If there are lots of parallel requests, Fuseki easily gets overwhelmed, eats too much memory and the JVM GC starts thrashing. By default, there is no limit on the number of parallel requests in Jetty (the servlet container for Fuseki). Also the queue for incoming requests has no upper limit, so even when the situation starts clearing up there may be a long backlog of requests to process. See the Jetty thread pool tuning documentation for more information.

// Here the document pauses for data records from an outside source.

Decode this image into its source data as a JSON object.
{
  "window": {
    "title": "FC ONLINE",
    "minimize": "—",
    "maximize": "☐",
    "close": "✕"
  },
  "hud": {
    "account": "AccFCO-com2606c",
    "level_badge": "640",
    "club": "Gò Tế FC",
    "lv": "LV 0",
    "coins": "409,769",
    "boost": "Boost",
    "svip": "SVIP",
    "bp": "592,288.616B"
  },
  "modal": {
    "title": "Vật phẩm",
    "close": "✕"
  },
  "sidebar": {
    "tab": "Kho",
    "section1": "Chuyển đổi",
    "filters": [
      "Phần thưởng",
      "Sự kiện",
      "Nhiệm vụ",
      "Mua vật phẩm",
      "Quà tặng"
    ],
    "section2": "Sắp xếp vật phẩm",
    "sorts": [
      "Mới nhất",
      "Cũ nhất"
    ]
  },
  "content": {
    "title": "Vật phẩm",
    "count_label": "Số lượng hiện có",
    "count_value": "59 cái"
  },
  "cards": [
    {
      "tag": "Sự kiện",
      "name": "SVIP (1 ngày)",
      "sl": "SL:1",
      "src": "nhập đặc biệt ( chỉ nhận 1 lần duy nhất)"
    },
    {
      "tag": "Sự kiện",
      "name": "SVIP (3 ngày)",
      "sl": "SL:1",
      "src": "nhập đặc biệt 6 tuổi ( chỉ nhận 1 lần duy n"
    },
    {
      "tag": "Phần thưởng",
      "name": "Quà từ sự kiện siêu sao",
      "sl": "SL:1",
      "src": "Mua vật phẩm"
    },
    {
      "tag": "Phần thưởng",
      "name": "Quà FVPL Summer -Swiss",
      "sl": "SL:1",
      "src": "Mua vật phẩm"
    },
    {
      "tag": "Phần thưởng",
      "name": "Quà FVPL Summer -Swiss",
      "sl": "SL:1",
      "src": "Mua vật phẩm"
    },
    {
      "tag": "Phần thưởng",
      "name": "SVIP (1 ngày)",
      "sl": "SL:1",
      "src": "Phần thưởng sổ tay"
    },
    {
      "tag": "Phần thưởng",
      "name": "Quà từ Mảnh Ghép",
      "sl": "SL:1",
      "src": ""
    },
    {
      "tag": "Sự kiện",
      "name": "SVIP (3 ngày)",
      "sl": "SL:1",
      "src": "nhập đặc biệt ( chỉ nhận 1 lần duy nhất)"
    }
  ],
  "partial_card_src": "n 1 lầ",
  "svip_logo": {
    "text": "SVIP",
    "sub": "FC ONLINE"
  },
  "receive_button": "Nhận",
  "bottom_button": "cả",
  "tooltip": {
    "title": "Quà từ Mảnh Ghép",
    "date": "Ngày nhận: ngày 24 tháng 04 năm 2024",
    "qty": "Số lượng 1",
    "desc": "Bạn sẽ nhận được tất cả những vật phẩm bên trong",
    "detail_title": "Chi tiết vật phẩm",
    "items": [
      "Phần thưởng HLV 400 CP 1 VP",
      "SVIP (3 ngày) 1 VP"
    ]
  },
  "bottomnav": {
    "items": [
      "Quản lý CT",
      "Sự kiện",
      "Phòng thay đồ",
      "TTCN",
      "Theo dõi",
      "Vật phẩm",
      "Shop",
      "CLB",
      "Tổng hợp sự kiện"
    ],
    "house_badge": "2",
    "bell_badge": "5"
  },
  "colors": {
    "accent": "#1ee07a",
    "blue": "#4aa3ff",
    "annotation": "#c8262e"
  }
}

Fuseki can use a custom Jetty configuration (using the --jetty-config=jetty.xml parameter) where limits can be set on the thread count and the queue size for waiting requests. A Jetty thread count close to the number of CPU cores in the system makes the most sense - queries are generally CPU bound as the TDB database usually fits in disk cache. A thread count significantly above the number of CPU cores will generally just increase Fuseki memory consumption with no improvement in performance.

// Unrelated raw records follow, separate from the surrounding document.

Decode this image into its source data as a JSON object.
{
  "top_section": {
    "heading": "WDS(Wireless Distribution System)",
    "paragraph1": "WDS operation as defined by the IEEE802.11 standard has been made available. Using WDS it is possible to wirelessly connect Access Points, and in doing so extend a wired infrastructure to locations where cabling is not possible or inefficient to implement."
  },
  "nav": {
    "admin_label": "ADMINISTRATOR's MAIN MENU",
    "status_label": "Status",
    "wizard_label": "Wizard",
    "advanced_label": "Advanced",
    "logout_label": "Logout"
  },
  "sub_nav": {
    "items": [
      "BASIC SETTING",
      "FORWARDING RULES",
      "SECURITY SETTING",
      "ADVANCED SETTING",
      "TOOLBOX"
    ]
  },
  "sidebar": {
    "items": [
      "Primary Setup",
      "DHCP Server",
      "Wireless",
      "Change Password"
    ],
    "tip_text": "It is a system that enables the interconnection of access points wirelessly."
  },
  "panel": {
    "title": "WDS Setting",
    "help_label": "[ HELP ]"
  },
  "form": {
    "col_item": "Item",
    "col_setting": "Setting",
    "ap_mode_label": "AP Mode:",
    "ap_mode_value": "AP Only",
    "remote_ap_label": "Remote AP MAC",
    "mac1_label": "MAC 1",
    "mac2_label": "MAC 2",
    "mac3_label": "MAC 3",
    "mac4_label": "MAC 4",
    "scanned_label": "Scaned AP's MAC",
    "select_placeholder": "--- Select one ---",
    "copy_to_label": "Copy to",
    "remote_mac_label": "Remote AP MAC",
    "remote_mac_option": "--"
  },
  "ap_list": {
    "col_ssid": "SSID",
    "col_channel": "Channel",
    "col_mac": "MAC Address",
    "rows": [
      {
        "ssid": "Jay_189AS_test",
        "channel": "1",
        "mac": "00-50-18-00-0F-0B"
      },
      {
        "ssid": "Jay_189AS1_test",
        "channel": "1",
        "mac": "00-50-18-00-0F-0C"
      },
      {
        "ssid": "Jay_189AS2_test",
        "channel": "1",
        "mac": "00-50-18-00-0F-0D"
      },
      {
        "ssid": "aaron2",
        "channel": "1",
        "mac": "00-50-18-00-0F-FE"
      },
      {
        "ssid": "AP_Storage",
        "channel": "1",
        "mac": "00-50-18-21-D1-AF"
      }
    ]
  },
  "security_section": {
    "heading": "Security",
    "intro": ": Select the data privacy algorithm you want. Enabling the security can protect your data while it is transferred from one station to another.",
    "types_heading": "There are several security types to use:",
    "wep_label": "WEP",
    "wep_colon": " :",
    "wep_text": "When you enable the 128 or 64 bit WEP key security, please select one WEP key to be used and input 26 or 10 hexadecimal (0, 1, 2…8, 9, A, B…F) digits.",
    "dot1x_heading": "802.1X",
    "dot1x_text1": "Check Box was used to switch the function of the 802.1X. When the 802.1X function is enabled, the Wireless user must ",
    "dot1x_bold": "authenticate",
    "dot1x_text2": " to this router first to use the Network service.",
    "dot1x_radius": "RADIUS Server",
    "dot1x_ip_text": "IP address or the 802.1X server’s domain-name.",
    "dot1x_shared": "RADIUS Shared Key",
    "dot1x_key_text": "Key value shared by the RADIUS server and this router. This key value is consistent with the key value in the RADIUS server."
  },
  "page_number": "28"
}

This custom jetty.xml configuration sets the thread count to between 4 and 6 and the size of the request queue to 100:
<?xml version="1.0"?>
<!DOCTYPE Configure PUBLIC "-//Jetty//Configure//EN"
"http://www.eclipse.org/jetty/configure.dtd">
<!--
Reference: http://wiki.eclipse.org/Jetty/Reference/jetty.xml_syntax
http://wiki.eclipse.org/Jetty/Reference/jetty.xml
-->
<Configure id="Fuseki" class="org.eclipse.jetty.server.Server">
<Call name="addConnector">
<Arg>
<!-- org.eclipse.jetty.server.nio.BlockingChannelConnector -->
<!-- org.eclipse.jetty.server.nio.SelectChannelConnector -->
<New class="org.eclipse.jetty.server.nio.SelectChannelConnector">
<!-- BlockingChannelConnector specific:
<Set name="useDirectBuffer">false</Set>
-->
<!-- Only listen to interface ...
<Set name="host">localhost</Set>
-->
<Set name="port">3030</Set>
<Set name="maxIdleTime">0</Set>
<!-- All connectors -->
<Set name="requestHeaderSize">65536</Set> <!-- 64*1024 -->
<Set name="requestBufferSize">5242880</Set> <!-- 5*1024*1024 -->
<Set name="responseBufferSize">5242880</Set> <!-- 5*1024*1024 -->
</New>
</Arg>
</Call>
<Set name="ThreadPool">
<New class="org.eclipse.jetty.util.thread.QueuedThreadPool">
<!-- specify a bounded queue -->
<Arg>
<New class="java.util.concurrent.ArrayBlockingQueue">
<Arg type="int">100</Arg>
</New>
</Arg>
<Set name="minThreads">4</Set>
<Set name="maxThreads">6</Set>
<Set name="detailedDump">false</Set>
</New>
</Set>
</Configure>
Using a caching reverse proxy (e.g. Varnish or nginx) is recommended, either in front of Skosmos, in front of the SPARQL endpoint, or both. Most SPARQL queries performed by Skosmos are HTTP GET requests, which are easily cached.
The simplest possible setup is using Varnish in front of Fuseki. You can use a VCL configuration such as this one:
backend default {
.host = "127.0.0.1";
.port = "3030";
}
sub vcl_fetch {
# store for a long time (1 week)
set beresp.ttl = 1w;
# always gzip before storing, to save space in the cache
set beresp.do_gzip = true;
}
Note that you need to set the TTL explicitly, as Fuseki will not send any HTTP headers that would allow Varnish to infer how long the responses can be stored. If you do this, you need to flush the Varnish cache each time the data stored in Fuseki changes, otherwise Varnish will serve stale content.
Once you have set up Varnish like this, make sure to change the SPARQL endpoint definitions in vocabularies.ttl and config.inc to point to the Varnish host and port (typically on localhost:6081) instead of using Fuseki directly (typically on localhost:3030).